Once I determined that using a left join on itself would be the way to go at the problem, I set
out to figure out the solution using the new Arel syntax.
Example
This example uses two models, ParentThing and ChildThing, with ChildThing being a basic key-value store. ChildThings can have duplicate rows with the same key, and we were looking to return only the newest results for each distinct key found in the ParentThing’s ChildThings.

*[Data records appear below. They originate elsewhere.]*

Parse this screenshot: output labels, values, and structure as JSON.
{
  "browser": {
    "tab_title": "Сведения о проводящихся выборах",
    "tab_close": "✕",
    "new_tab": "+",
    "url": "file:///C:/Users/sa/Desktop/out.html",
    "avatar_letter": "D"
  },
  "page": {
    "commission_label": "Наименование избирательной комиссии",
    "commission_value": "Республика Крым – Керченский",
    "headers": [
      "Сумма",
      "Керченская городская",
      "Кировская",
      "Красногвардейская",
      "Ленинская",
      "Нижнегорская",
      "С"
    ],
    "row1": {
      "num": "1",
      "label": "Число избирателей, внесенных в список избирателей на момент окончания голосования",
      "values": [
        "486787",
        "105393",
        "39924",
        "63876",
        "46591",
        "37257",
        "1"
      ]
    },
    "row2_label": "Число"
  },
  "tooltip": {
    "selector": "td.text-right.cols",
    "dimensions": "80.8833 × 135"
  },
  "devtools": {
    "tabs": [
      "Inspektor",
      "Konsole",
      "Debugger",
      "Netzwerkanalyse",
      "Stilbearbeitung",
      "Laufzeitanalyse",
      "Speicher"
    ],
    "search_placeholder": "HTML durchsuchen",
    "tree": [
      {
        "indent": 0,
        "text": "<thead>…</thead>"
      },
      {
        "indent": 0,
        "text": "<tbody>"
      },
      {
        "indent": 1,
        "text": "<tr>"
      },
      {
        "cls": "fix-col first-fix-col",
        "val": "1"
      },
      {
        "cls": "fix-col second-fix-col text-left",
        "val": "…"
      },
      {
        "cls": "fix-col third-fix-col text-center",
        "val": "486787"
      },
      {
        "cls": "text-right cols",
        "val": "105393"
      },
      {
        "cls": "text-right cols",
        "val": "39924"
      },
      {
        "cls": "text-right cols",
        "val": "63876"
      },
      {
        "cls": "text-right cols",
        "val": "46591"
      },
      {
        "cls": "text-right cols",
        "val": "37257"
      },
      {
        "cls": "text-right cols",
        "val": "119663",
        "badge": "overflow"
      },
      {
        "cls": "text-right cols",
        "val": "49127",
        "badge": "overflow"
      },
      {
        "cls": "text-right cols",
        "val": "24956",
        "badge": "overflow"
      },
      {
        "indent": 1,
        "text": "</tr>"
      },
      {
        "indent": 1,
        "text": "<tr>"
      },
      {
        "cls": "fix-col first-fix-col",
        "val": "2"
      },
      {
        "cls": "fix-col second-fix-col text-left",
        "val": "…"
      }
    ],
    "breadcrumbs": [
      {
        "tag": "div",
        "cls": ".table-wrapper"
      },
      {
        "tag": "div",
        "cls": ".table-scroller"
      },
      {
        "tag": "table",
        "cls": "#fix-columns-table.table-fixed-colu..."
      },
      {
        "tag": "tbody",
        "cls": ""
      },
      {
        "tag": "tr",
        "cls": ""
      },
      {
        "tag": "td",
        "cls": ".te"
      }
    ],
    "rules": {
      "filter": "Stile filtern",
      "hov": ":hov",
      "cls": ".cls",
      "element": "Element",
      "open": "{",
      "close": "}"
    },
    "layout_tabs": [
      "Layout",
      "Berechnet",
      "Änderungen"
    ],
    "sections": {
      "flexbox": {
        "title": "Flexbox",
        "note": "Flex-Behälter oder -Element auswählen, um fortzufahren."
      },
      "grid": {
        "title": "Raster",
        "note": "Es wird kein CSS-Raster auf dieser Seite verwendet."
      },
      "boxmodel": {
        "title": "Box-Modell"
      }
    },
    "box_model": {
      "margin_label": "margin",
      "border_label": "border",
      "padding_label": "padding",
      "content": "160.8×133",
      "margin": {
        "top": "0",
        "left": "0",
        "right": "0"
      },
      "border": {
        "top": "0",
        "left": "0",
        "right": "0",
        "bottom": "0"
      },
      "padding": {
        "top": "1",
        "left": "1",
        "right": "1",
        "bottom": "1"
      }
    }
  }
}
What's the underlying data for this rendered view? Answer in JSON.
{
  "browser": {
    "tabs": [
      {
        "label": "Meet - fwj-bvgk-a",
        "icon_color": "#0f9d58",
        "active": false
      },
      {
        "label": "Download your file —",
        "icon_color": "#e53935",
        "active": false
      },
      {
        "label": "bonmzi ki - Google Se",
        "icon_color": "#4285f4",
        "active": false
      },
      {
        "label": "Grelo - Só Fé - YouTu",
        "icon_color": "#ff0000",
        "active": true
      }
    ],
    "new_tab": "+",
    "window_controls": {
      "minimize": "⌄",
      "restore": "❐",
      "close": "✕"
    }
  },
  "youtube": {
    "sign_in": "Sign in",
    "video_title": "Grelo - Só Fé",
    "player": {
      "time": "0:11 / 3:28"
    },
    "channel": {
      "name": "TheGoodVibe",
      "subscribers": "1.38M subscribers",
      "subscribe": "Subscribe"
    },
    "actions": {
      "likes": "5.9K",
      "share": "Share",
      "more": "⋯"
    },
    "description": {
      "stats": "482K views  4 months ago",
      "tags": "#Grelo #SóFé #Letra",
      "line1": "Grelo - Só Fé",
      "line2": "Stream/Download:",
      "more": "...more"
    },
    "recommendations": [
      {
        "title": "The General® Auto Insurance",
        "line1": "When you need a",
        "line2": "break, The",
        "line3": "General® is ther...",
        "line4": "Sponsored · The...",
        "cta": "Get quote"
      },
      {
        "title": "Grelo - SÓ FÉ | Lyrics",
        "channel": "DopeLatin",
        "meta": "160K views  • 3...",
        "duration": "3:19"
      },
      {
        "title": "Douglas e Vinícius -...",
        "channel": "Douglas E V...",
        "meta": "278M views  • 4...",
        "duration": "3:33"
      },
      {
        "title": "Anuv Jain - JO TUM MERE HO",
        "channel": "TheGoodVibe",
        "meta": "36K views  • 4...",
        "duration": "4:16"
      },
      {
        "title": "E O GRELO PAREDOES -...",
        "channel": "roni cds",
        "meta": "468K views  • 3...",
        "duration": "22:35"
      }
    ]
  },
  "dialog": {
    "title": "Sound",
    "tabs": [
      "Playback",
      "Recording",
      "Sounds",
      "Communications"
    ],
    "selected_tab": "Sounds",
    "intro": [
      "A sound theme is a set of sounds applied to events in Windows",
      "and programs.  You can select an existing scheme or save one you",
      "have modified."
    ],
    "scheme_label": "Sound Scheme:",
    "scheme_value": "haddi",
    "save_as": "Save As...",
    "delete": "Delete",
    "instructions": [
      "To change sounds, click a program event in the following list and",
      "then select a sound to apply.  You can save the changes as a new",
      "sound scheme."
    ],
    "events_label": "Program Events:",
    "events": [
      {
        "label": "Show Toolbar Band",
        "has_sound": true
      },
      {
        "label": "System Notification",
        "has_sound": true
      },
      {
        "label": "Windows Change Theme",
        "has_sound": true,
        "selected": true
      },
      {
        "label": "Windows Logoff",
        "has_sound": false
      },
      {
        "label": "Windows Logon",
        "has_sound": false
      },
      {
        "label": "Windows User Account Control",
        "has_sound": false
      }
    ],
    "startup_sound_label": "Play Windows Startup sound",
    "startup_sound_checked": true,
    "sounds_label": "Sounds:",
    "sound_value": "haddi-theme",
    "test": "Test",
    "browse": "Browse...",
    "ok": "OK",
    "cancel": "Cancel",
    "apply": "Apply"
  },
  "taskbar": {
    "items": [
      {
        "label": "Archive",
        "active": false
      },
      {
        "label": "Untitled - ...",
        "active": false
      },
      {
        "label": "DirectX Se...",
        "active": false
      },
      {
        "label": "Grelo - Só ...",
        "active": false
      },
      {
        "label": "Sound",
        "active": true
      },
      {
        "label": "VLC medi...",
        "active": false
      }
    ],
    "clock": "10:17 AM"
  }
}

class ParentThing < ActiveRecord::Base
has_many :child_things
end
class ChildThing < ActiveRecord::Base
belongs_to :parent_thing
end
The solution was to add a single named scope to the ChildThing class:
class ChildThing < ActiveRecord::Base
belongs_to :parent_thing
scope :newest_results,
joins('LEFT JOIN child_things c2 ON child_things.key = c2.key AND child_things.created_at > c2.created_at'),
where('c2.key is NULL')
end
So, now if p is an instance of ParentThing:
p.child_things.newest_results
will return a collection that contains the newest created ChildThing for each disparate key in the ParentThing’s ChildThing full collection.